こまつ座 第99回公演
- 作:井上ひさし
- 演出:鵜山仁
- 音楽:荻野清子
- 美術:島次郎
- 照明:古宮俊昭
- 音響:秦大介
- 衣装:原まさみ
- 出演:藤井隆、福田沙紀、鈴木裕樹、田代隆秀、小林勝也、阿部夏実、松浦妃杏
- 劇場:新宿南口 紀伊國屋サザンシアター
- 上演時間:80分
- 評価:☆☆☆☆★
久々にこまつ座の公演を見にいった。井上ひさしが24歳のときに書いた戯曲『うかうか三十、ちょろちょろ四十』がかかっていたからだ。この作品は人形劇団プークの公演で三回ほど見ている。プークの公演のなかでは一番好きな作品だし、これまで私が見た井上ひさし演劇作品のなかでも最も好きな作品だと思う。
こまつ座の公演はもちろん人形ではなく俳優が演じる。チケット代6500円は私が見に行く演劇としては高額の部類のなのだけれど、好きな作品だし、演出が鵜山仁なので失敗もないだろうということでチケットを予約した。
ところがチケットの入ったファイルケースをおそらく大学に忘れてしまったのだ。紀伊國屋サザンシアターに到着してからチケットのないことに気づいた。受付のカウンターで聞いてみると、購入先と座席番号が分かれば仮チケットを発行できるとのこと。iPhoneのメールを検索すると、予約確認メールを見つけることができた。チケットを忘れたのはおそらくこれが初めてなのであたふたしたが、こまつ座受付の対応は慣れたかんじだった。iPhoneで助かった。
私はやはりこの戯曲が大好きだ。今日見て、なぜ私がこの戯曲に深く心を揺さぶられたのかよくわかった。「生きるってことに意味はないのだけれど、その無意味を受けとめながらそれでも生きていくもんなんだよ」という人生に対する虚無主義、生きることに伴う不条理の受容を、明るく柔らかな田園牧歌的、民話的雰囲気のなかで歌いあげる作品だ。鵜山演出はこのコントラストを強調して、この明暗のせめぎ合いのなかに何ともいえぬ緊張感と抒情を作り出していた。
20歳の若殿が侍医を連れて領内を散策していると、村はずれの桜の下のあばら屋から歌声が聞こえてきた。歌っていたのはそのあばら屋に一人で暮らす娘だった。ちかという名のその娘は美しく、聡明で、率直だった。若殿はちかに一目惚れするが、あっさりふられてしまう。
劇の冒頭のエピソードは、十三世紀のフランスの抒情詩、騎士と羊飼い娘の恋のやりとりを歌うジャンル、《パストゥレル》の世界そのものだ。
ちかに振られて落ち込んだ若殿を雷雨が襲う。
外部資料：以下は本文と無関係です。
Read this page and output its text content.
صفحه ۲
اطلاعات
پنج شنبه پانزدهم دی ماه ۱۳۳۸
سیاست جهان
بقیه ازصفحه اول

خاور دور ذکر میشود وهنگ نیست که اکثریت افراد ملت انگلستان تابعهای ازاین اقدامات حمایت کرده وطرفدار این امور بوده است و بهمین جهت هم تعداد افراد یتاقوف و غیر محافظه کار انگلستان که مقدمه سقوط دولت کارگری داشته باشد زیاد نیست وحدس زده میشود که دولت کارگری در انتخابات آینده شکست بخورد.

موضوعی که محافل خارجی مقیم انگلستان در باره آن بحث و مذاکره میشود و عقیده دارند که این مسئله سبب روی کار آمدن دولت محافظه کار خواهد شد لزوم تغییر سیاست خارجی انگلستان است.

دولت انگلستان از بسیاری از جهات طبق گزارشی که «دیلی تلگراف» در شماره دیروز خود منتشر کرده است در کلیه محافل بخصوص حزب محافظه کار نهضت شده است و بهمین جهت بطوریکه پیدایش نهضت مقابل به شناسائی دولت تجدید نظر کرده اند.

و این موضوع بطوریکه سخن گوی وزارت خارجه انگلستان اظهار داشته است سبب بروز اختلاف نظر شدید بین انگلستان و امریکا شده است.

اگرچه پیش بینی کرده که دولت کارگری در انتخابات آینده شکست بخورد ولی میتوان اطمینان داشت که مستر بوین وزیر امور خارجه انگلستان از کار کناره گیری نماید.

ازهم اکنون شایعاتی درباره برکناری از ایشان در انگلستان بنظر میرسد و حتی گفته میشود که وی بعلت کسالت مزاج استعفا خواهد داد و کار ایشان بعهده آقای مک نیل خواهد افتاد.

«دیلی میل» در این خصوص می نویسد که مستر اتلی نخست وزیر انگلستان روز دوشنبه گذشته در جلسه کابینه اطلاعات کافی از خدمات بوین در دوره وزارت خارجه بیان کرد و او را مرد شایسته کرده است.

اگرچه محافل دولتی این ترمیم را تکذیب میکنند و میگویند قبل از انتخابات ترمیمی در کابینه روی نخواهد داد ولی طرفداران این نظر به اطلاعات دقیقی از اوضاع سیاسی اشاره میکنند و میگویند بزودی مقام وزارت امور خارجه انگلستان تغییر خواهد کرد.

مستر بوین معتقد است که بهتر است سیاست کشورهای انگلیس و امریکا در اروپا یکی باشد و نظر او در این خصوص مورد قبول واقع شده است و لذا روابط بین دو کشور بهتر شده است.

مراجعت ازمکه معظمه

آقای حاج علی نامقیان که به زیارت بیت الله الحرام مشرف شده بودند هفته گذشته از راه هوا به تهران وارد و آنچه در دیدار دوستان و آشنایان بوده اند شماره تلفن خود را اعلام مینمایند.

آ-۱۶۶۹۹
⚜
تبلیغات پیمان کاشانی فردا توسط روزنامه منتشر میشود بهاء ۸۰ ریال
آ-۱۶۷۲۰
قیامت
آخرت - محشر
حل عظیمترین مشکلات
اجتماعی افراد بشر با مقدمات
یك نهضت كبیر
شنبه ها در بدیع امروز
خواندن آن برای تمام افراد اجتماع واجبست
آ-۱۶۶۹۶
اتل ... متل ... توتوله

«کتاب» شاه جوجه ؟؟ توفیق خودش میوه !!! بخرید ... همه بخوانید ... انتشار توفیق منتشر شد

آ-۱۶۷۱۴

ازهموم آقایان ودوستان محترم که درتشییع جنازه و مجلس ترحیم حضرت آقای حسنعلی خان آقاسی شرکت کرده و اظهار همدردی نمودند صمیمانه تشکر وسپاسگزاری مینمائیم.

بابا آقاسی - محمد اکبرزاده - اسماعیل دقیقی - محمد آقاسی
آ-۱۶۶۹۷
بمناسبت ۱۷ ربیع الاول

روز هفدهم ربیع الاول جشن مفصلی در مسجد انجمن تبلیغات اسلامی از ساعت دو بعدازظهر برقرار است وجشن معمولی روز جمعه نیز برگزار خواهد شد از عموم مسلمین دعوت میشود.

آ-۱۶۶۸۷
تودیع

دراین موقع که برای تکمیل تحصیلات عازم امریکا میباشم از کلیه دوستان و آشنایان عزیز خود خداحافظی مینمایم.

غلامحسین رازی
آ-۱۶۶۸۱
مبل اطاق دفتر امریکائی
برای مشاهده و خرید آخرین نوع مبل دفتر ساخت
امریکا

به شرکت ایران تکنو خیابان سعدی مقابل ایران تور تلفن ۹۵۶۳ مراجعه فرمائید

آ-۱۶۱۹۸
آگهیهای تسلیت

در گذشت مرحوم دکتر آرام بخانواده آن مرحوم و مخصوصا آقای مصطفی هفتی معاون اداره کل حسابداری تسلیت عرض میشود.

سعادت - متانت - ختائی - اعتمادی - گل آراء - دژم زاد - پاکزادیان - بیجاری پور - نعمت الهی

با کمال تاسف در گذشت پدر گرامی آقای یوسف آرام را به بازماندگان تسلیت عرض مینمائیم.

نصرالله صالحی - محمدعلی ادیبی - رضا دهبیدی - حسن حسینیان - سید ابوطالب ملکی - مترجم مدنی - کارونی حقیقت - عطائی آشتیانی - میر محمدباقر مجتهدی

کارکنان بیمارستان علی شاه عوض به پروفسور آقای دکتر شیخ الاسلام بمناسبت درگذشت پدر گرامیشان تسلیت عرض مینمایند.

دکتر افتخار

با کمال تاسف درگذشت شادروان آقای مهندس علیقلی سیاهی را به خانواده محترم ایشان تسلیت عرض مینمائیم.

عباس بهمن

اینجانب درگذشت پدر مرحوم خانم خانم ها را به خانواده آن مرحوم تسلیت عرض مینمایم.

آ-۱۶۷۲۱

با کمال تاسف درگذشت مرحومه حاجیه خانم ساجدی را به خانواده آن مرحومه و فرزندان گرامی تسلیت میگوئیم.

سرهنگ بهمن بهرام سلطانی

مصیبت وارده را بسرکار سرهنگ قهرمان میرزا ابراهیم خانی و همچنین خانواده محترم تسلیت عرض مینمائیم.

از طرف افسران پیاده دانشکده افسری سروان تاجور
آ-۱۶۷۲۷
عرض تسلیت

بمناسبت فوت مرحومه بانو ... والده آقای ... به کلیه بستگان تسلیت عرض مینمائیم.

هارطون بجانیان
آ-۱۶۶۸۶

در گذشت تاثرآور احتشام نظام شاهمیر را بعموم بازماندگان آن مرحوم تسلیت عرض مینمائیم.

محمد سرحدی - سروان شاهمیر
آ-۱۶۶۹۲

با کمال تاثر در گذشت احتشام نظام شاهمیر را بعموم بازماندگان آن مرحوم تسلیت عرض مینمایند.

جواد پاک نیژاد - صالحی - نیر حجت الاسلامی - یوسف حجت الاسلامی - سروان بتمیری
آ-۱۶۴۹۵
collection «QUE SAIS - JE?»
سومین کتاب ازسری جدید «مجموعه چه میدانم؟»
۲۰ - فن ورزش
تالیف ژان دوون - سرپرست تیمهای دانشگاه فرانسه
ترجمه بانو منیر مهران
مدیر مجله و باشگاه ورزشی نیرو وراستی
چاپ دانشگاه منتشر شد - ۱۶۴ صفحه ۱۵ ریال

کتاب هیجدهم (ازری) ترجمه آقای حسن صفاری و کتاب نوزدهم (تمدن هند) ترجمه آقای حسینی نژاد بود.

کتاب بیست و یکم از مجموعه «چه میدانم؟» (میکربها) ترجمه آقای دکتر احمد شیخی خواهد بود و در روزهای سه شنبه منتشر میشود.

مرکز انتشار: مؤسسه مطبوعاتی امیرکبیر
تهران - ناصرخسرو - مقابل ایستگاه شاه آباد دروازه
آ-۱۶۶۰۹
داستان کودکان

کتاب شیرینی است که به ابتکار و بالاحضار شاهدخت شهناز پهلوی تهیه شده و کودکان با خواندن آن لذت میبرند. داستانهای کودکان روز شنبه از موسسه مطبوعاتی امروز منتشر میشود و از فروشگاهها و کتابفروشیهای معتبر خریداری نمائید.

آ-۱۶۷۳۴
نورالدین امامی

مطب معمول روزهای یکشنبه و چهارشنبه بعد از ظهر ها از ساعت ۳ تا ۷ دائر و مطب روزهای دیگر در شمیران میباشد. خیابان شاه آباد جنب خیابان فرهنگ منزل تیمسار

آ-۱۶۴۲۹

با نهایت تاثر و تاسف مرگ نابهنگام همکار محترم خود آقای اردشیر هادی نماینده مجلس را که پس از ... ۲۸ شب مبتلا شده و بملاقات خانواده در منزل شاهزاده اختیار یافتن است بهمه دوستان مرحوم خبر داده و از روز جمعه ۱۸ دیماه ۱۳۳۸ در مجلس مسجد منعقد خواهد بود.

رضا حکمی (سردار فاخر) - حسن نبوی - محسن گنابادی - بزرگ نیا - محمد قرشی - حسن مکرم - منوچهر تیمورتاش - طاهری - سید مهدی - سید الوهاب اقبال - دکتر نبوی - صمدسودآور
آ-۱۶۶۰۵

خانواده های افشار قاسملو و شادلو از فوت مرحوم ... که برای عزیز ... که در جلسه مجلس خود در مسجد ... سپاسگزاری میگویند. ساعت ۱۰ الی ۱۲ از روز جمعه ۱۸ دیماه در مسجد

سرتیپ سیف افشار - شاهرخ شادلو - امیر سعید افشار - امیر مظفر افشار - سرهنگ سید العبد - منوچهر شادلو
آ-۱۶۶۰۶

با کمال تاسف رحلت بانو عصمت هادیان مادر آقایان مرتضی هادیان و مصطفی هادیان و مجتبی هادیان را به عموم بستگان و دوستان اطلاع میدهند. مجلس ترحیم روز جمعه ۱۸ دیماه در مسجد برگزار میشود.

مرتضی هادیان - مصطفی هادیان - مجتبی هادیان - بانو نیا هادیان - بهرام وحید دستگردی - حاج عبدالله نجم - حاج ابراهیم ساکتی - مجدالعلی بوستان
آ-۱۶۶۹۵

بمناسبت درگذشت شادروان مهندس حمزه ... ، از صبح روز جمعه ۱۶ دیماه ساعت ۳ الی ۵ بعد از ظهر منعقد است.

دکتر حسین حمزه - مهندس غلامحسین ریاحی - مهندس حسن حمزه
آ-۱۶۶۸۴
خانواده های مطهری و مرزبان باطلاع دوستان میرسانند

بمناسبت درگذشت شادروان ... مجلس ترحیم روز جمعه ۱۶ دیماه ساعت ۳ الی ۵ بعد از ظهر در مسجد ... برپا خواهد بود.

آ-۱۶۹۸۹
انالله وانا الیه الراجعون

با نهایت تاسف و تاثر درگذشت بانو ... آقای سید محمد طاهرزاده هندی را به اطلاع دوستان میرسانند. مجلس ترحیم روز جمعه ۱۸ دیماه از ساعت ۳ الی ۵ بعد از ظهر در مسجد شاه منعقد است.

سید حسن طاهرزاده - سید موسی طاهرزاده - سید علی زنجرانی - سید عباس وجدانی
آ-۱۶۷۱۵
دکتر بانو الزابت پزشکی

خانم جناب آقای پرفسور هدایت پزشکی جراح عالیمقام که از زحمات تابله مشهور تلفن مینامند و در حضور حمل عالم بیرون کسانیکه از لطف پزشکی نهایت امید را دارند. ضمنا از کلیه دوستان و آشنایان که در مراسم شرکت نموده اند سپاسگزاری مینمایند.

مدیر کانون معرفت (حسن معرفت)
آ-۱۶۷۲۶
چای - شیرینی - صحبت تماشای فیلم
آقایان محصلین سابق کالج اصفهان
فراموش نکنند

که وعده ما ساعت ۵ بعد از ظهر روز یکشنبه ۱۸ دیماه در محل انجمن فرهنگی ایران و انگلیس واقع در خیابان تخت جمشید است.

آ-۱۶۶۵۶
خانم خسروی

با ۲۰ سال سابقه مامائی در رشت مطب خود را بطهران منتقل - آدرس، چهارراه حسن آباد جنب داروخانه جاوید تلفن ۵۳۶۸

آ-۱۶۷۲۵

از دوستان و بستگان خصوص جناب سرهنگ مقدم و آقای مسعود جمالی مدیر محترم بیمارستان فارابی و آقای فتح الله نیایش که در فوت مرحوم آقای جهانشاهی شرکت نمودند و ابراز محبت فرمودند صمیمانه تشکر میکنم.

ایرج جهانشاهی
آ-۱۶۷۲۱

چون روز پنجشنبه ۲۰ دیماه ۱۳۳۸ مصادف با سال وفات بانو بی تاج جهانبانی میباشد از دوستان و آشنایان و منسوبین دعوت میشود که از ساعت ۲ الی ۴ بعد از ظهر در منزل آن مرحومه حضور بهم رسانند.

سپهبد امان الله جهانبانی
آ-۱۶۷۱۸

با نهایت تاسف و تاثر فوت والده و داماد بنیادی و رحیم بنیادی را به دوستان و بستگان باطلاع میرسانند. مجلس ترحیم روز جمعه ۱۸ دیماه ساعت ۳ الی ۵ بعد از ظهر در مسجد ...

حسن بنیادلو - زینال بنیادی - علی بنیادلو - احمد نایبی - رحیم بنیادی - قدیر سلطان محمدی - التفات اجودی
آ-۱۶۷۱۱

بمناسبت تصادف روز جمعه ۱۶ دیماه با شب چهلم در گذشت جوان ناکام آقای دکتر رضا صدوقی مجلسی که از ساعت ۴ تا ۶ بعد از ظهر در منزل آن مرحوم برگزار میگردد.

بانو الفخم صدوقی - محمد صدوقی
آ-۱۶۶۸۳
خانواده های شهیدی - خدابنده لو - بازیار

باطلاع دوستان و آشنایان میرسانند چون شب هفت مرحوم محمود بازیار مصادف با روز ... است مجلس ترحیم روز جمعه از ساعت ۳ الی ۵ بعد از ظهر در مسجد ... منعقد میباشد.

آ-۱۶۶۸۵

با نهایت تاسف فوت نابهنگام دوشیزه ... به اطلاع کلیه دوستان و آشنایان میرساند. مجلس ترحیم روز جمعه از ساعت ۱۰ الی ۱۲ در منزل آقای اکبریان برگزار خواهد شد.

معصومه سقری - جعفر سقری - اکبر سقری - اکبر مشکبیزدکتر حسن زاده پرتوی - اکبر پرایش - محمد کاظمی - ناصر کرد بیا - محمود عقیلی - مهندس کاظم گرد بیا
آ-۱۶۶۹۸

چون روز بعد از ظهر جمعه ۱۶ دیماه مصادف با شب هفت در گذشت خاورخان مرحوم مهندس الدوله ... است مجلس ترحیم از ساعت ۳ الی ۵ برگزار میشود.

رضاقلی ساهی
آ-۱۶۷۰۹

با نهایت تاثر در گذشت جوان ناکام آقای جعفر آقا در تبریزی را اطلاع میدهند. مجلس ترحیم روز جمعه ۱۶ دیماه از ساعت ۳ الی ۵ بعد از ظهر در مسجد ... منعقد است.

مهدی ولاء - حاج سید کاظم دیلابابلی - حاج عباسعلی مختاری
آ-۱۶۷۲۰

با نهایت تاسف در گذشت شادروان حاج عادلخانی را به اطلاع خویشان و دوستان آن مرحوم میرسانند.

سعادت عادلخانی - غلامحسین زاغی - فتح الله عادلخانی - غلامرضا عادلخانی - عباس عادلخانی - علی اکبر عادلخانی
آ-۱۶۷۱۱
失恋と雷に打たれたショックで若殿の頭がおかしくなってしまった。
二幕ではその十年後、三幕ではさらにその十年後、殿が30歳と40歳になったときの出来事が展開する。場は常にちかのあばら屋。十年後、ちかは大工の権ずと所帯を持ち、9歳の一人娘れいと暮らすが、権ずは病に伏せったままで、家族は貧しい。しかしちかは娘を慈しみ、けなげに夫を支える。
殿が40歳になったとき、殿は三度、侍医とちかのあばら家を訪れる。実は殿は二十年前に雷に打たれて以来、二十年にわたって気がおかしくなっていて、この間の自分の行動の記憶が全くない。40歳になった春に突然正気に戻ったのだ。ちかのあばら屋を20年分年老いた侍医とともに訪れるが、そおにちかはいなかった。二十年前のちかそっくりの娘のれいが一人であばら屋で暮らしている。殿はれいに城に来るように誘う。20年前にちかを誘ったように。しかしれいはそれを拒絶する。
殿が記憶を失った20年の空白を嘆き、悲しむところで芝居は幕を閉じる。
24歳にして井上ひさしはすでに人生について悟っていたかのようだ。 孤独と生の不条理を受け入れる諦念、覚悟がこの時代の井上ひさしに既に備わっていたように感じられる。深い絶望がある。しかしそれを受けいれる明るい強靱さもある。
私は芝居を見ながらボロボロ泣いた。